T’doz, l’expérience vodou pop

T’doz, l’expérience vodou pop
T'doz © DR

Après avoir fait ses classes au sein du groupe familial Boukman Eksperyans, le chanteur haïtien T’doz sort son premier album intitulé Lâcher prise pour convoquer le soleil de sa terre natale, lui qui vit en Suisse.

"J’adore la musique classique. Mozart et Beethoven. Mais celui qui m’a inspiré au piano, c’est le Grec Yanni. Il fait de la musique new age." Les propos de T’doz ont de quoi surprendre, lui qui a été élevé au son de Jimi Hendrix, de Bob Marley et bien sûr de la musique haïtienne, en particulier celle de ses parents et de leur groupe emblématique, Boukman Eksperyans.

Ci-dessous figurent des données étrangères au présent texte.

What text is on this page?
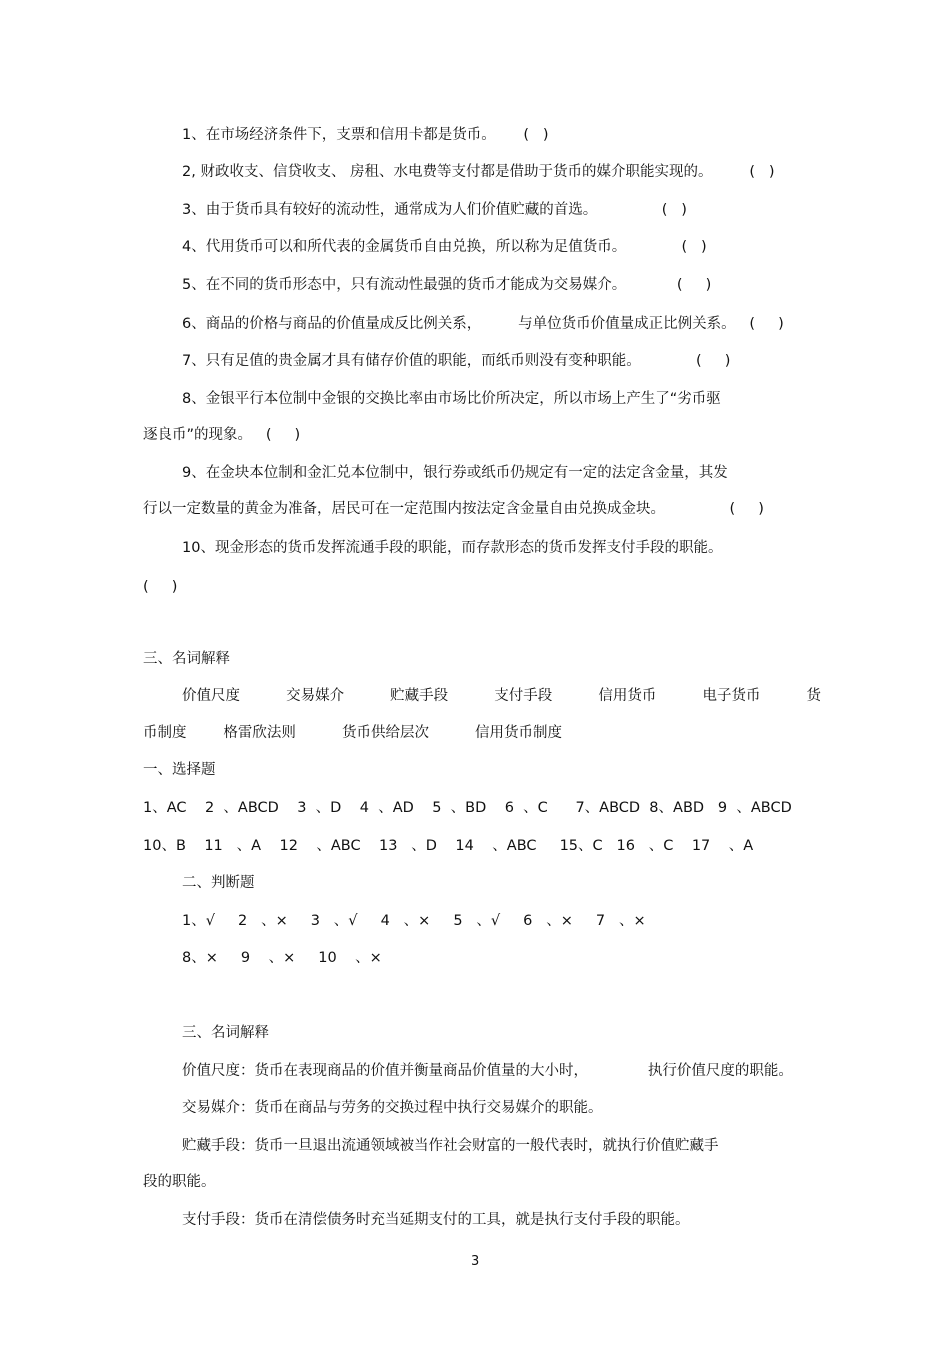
1、在市场经济条件下，支票和信用卡都是货币。      (   )
2, 财政收支、信贷收支、 房租、水电费等支付都是借助于货币的媒介职能实现的。        (   )
3、由于货币具有较好的流动性，通常成为人们价值贮藏的首选。              (   )
4、代用货币可以和所代表的金属货币自由兑换，所以称为足值货币。            (   )
5、在不同的货币形态中，只有流动性最强的货币才能成为交易媒介。           (     )
6、商品的价格与商品的价值量成反比例关系，        与单位货币价值量成正比例关系。   (     )
7、只有足值的贵金属才具有储存价值的职能，而纸币则没有变种职能。            (     )
8、金银平行本位制中金银的交换比率由市场比价所决定，所以市场上产生了“劣币驱
逐良币”的现象。   (     )
9、在金块本位制和金汇兑本位制中，银行券或纸币仍规定有一定的法定含金量，其发
行以一定数量的黄金为准备，居民可在一定范围内按法定含金量自由兑换成金块。              (     )
10、现金形态的货币发挥流通手段的职能，而存款形态的货币发挥支付手段的职能。
(     )
三、名词解释
价值尺度          交易媒介          贮藏手段          支付手段          信用货币          电子货币          货
币制度        格雷欣法则          货币供给层次          信用货币制度
一、选择题
1、AC    2  、ABCD    3  、D    4  、AD    5  、BD    6  、C      7、ABCD  8、ABD   9  、ABCD
10、B    11   、A    12    、ABC    13   、D    14    、ABC     15、C   16   、C    17    、A
二、判断题
1、√     2   、×     3   、√     4   、×     5   、√     6   、×     7   、×
8、×     9    、×     10    、×
三、名词解释
价值尺度：货币在表现商品的价值并衡量商品价值量的大小时，             执行价值尺度的职能。
交易媒介：货币在商品与劳务的交换过程中执行交易媒介的职能。
贮藏手段：货币一旦退出流通领域被当作社会财富的一般代表时，就执行价值贮藏手
段的职能。
支付手段：货币在清偿债务时充当延期支付的工具，就是执行支付手段的职能。
3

Cet éclectisme qu’il revendique, il a voulu le canaliser à travers l’appellation vodou pop, qui donne la direction de son premier album sous son nom, Lâcher prise : s’appuyer sur le pilier que constitue pour lui la musique traditionnelle haïtienne pour inviter d’autres influences dans sa construction artistique.

En termes plus spirituels, il explique qu’il a voulu suivre la philosophie de Zaka, le dieu de l’agriculture dans le panthéon vaudou : "En acceptant qui on est, on accepte sa culture et on est en paix avec soi-même."

L’envie initiale de ce disque date de janvier 2012, lors d’un premier concert solo à Genève, en Suisse, son pays d’accueil depuis une dizaine d’années. Quelques mois plus tôt, un programmateur l’avait entendu avec sa guitare dans le cadre d’une fête et lui avait proposé de tenter le même type de performance, mais dans des vraies conditions live.

Les sensations que T’doz en a retirées ont été un le vrai point de départ du projet aujourd’hui commercialisé. Il y a vu l’opportunité de montrer ce qu’il avait en tête et qu’il avait pu commencer à exploiter soit en tant que réalisateur sur l’album La Révolte des Zombies de Boukman Eksperyans, soit sur la compilation Ayiti Diasporap 4 Life réunissant des artistes hip hop haïtiens vivant un peu partout dans le monde.

Lui qui a quitté sa terre natale pour les Alpes afin de suivre des études d’ingénieur en électronique confie aussi qu’il s’est attelé au chantier en cherchant à "ramener le soleil" de chez lui, pour "le sentir". Après avoir posé les bases des morceaux, il est allé trouver quelques artistes et musiciens de son carnet d’adresse, pour élargir le propos, pour "que ça ne sonne pas tout le temps pareil" : en faisant par exemple, jouer la moitié des guitares par le funky Rico Adiko Kerridge (ex-Malka Family aujourd’hui entre autres avec Bibi Tanga et Sandra Nkaké) dont "la touche exceptionnelle" l’a frappé quand il l’a découvert, et l’autre moitié par son frère Paul, son "jumeau musical" installé à New York où il a monté son propre groupe Zing Experience. Et ce n’est pas le seul membre de la famille Beaubrun – son nom à l’état civil – à être présent, puisqu’on trouve également un autre bout de la fratrie avec Ralph ainsi que le duo Manzè et Lolo, soit la mère et le père !

Difficile, voire impensable pour T’doz de se passer de cet entourage si décisif dans sa relation à la musique. Et de rappeler que le déclic s’est produit à l’âge de six ans, lorsque son père l’a emmené à une cérémonie vaudou : "Tout ce qui m'intéressait ce jour-là, c'était la percussion. Je suis resté deux heures devant le percussionniste assez âgé pour admirer cet instrument. Le lendemain, j’ai pris les percussions qu’il y avait à la maison et j'ai refait quasiment les mêmes rythmes que ceux que j'avais entendu la veille alors que je n'avais jamais joué auparavant. Mon père a écouté en passant, et il a était tellement ému qu'il a pleuré."